15. Il résulte de ce qui précède, et sans qu'il soit besoin de statuer sur le caractère non sérieusement contestable des créances dont se prévaut la communauté de communes de la Vallée de Saint-Amarin à l'égard de la société JD Charpente-Couverture, que cette dernière n'est pas fondée à se plaindre de ce que, par l'ordonnance attaquée, le juge des référés du tribunal administratif de Strasbourg a rejeté sa demande.

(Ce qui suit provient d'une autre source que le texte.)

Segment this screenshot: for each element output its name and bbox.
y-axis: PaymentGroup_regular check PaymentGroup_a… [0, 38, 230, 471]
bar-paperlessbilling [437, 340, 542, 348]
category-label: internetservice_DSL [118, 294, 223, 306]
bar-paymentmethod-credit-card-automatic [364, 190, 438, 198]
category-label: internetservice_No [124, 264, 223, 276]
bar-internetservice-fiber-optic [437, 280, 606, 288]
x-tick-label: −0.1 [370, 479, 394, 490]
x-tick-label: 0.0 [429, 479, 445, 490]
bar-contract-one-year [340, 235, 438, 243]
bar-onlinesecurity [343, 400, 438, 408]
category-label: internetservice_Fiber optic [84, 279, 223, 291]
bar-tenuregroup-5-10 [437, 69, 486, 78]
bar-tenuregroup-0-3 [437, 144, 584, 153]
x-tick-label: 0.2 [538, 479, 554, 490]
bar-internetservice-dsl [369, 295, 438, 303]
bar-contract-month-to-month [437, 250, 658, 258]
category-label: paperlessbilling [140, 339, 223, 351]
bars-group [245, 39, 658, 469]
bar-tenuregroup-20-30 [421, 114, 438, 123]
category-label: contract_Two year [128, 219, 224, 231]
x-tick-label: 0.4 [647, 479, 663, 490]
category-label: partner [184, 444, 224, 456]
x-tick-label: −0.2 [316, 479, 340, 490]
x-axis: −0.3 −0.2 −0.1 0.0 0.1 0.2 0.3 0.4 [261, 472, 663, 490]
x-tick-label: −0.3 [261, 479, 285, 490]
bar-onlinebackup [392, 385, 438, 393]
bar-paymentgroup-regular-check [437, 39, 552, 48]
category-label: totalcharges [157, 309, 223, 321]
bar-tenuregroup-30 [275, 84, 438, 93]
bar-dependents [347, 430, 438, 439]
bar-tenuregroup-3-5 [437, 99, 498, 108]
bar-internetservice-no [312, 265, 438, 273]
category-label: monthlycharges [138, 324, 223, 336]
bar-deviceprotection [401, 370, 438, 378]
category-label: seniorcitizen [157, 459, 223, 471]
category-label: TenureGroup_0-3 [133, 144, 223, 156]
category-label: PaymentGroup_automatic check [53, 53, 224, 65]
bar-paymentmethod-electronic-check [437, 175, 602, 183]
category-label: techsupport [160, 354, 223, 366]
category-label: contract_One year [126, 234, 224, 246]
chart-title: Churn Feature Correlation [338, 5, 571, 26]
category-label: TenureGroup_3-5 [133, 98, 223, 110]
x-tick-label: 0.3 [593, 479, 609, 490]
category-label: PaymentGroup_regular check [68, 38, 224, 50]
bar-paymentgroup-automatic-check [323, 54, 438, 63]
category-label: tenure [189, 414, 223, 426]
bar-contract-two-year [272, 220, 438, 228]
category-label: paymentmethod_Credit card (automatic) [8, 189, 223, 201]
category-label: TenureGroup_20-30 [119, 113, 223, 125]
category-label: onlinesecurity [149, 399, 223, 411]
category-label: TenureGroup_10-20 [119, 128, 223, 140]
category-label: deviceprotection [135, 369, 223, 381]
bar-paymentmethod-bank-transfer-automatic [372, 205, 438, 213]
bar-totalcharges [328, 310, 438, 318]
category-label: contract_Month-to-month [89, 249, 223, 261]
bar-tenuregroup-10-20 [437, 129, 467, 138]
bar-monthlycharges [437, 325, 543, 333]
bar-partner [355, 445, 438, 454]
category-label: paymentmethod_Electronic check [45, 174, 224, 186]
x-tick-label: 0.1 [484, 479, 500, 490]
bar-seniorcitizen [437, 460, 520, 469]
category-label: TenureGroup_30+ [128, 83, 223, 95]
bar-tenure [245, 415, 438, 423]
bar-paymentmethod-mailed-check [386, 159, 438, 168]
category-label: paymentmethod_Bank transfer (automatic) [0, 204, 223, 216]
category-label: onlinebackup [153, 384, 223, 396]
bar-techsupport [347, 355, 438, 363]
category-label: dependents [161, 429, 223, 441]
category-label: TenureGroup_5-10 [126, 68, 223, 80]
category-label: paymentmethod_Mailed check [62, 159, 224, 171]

Sur les conclusions tendant à l'application des dispositions de l'article L. 761-1 du code de justice administrative :
16. Les dispositions de l'article L. 761-1 du code de justice administrative font obstacle à ce que soit mis à la charge de la communauté de communes de la Vallée de Saint-Amarin, qui n'est pas, dans la présente instance, la partie perdante, la somme que réclame la société JD Charpente-Couverture au titre des frais exposés et non compris dans les dépens.
17. Il y a lieu, en revanche, dans les circonstances de l'espèce, de mettre à la charge de la société JD Charpente-Couverture le versement à la communauté de communes de la Vallée de Saint-Amarin d'une somme de 1 500 euros sur le fondement des mêmes dispositions.
ORDONNE :
Article 1er : La requête de la société JD Charpente-Couverture et les conclusions d'appel incident de la communauté de communes de la Vallée de Saint-Amarin sont rejetées.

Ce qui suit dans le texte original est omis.